The filibuster remains a contentious tool in the Senate and no longer requires a Senator to “talk.” It requires only the threat of a filibuster.
In the intervening 20 years, blogging has moved mainstream. If this were to happen today, the medium that would elevate Lott’s remarks would be Twitter. Probably in real time.
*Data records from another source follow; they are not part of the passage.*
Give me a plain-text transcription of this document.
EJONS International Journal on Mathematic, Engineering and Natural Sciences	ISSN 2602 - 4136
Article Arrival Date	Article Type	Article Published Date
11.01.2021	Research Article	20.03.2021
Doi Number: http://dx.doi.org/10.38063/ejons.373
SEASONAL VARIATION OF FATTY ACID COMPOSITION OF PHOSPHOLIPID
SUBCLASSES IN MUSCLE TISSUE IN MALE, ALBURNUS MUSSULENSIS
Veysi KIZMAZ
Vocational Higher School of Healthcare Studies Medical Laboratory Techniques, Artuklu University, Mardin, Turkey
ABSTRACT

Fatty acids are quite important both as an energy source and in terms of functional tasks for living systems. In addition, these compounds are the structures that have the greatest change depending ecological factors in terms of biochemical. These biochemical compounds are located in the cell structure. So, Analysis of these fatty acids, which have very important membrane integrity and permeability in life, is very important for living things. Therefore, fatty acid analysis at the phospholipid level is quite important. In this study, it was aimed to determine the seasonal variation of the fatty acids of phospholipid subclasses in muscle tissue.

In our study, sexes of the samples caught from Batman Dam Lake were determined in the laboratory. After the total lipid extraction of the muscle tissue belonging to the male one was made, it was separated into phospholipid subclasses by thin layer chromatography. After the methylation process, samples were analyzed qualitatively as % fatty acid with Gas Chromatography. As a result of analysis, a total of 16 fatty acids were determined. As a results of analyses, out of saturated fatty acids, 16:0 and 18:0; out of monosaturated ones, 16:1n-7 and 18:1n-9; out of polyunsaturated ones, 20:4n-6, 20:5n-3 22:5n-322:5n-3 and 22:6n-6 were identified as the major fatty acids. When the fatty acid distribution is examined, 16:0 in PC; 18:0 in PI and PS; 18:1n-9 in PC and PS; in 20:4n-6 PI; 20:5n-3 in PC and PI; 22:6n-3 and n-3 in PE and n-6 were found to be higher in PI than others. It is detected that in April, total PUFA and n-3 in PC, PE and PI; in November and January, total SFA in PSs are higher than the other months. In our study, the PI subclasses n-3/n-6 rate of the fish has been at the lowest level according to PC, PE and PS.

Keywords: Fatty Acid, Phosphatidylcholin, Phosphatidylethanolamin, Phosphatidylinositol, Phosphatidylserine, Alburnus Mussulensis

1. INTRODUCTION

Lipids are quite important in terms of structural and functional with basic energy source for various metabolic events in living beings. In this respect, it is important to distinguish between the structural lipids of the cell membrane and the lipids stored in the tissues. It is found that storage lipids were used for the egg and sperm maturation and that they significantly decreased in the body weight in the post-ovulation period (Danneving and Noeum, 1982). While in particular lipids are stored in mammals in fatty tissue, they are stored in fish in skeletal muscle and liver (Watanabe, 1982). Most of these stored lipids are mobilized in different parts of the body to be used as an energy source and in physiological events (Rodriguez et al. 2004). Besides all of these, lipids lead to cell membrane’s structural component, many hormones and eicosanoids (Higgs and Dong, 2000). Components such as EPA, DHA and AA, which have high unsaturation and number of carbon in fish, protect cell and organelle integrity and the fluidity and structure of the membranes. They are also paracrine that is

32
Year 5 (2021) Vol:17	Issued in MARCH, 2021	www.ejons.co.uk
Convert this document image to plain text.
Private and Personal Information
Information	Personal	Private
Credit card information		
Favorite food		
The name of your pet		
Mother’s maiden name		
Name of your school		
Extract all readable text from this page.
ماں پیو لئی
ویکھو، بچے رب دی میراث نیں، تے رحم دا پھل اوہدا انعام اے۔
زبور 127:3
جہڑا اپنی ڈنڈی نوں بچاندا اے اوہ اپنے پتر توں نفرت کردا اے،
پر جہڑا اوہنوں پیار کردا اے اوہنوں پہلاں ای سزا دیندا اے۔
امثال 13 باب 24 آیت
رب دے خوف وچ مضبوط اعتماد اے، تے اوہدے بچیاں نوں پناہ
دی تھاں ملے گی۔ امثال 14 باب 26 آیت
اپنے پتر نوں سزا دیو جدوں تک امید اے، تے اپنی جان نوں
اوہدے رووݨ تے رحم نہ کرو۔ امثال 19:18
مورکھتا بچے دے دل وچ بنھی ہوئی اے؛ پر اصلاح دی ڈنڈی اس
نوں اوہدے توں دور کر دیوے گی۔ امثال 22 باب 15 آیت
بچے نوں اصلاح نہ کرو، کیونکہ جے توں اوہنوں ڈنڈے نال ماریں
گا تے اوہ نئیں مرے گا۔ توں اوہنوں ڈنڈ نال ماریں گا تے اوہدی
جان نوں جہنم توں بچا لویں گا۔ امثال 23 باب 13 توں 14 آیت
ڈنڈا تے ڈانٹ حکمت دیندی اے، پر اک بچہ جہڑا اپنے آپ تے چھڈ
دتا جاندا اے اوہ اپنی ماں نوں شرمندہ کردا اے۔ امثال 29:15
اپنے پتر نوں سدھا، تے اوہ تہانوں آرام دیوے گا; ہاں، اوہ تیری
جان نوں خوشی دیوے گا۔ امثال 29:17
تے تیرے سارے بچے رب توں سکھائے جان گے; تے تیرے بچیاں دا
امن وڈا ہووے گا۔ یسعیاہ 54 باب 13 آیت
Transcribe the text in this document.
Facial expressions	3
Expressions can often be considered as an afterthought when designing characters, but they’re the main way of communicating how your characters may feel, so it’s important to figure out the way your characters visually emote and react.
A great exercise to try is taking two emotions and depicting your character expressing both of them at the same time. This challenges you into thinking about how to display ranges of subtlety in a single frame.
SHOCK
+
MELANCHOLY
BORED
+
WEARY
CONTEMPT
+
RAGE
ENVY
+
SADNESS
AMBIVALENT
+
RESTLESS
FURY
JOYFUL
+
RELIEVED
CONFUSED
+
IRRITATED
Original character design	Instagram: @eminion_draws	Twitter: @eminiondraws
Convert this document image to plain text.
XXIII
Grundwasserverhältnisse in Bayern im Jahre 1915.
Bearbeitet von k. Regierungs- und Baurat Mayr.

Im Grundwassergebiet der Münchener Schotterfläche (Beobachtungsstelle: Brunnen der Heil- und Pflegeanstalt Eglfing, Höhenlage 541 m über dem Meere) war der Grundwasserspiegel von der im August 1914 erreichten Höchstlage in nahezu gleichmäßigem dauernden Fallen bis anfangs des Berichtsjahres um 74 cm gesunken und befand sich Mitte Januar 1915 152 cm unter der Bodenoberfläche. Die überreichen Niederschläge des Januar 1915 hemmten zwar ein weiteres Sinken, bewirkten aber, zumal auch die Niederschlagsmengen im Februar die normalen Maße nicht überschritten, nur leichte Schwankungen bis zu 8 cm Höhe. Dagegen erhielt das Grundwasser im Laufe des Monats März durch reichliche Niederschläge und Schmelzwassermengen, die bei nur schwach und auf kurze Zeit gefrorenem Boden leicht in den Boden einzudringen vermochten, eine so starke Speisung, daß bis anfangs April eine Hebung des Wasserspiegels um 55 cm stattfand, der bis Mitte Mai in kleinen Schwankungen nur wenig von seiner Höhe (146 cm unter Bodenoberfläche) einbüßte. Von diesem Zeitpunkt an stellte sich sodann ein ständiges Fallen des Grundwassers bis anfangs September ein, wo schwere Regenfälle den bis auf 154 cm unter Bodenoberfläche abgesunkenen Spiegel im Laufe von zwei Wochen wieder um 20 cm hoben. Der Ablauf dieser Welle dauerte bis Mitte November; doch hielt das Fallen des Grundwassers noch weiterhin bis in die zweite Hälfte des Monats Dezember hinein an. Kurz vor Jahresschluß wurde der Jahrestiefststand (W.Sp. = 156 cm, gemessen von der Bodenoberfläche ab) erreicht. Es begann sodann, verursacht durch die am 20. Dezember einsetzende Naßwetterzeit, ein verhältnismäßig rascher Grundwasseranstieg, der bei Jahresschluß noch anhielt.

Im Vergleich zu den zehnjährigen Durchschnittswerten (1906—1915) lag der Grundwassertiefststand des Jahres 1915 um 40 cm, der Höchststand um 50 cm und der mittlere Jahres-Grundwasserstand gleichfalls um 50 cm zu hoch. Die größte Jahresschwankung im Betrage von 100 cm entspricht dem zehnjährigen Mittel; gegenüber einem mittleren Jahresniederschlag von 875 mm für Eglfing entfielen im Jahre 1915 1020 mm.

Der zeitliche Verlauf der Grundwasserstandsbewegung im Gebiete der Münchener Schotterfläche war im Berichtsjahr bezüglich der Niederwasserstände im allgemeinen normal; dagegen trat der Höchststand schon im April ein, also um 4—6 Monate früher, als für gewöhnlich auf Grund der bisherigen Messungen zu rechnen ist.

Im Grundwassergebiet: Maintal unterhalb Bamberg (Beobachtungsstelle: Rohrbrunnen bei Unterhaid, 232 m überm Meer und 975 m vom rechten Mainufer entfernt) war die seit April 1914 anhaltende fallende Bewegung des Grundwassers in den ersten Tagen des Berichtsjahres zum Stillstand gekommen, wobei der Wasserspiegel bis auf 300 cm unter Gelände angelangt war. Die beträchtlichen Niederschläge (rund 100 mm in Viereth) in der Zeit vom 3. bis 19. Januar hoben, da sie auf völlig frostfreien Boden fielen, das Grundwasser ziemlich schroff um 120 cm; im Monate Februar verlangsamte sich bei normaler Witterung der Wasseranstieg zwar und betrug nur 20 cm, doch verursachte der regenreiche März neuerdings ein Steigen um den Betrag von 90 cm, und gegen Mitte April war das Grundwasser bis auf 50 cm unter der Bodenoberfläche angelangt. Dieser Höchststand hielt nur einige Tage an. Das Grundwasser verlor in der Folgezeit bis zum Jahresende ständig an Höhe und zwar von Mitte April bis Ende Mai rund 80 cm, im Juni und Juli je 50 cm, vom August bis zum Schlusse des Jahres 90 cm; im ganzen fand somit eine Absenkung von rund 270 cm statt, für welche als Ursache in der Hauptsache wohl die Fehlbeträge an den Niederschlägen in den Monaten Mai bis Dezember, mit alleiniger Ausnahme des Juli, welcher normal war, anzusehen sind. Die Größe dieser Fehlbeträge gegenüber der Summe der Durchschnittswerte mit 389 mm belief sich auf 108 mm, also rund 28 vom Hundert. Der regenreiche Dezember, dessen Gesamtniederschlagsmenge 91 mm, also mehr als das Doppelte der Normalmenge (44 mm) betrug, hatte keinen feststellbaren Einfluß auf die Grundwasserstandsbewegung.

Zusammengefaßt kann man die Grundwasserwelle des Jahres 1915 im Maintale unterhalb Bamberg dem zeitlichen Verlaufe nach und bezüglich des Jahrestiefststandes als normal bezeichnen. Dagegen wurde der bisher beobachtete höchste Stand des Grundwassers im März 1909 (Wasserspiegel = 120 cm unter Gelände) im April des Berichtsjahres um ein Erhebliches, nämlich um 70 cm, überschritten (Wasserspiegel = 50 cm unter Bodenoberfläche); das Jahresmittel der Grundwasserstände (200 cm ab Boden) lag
Mr. Smith Goes to Washington was nominated for 11 Oscars®, including Best Picture, Best Director (Capra), Best Actor (Stewart), Best Screenplay (Sidney Buchman), and Best Supporting Actor (Claude Rains and Harry Carey). Lewis R. Foster won the Academy Award® for Best Original Story.
But 1939 was to be Gone With The Wind‘s year; it won 10 Oscars®. Hattie McDaniel, nominated for Best Supporting Actress, was the first Black American to win an Academy Award®.
The other classic that year: The Wizard of Oz.
* Southern Democrats from 1939 would be Republicans today. Even then, the southern block was very different from the northern block.
**Thurmond was a member of the Democratic Party until 1964, when he joined the Republican Party. He ran for president in 1948 as the Dixiecrat candidate, winning in four states.
***Lott was the Senate Republican Leader, the minority party in the 2001-2003 Senate. In the November 2002 election, Republicans had gained control of the Senate. Lott would have been Majority Leader in January 2003 had he heen re-elected. Some news stories inaccurately referred to him as Majority Leader in December 2002.
- See Gill, Kathy. “How can we measure the influence of the blogosphere.” WWW2004, May 17–22, 2004, New York, NY USA.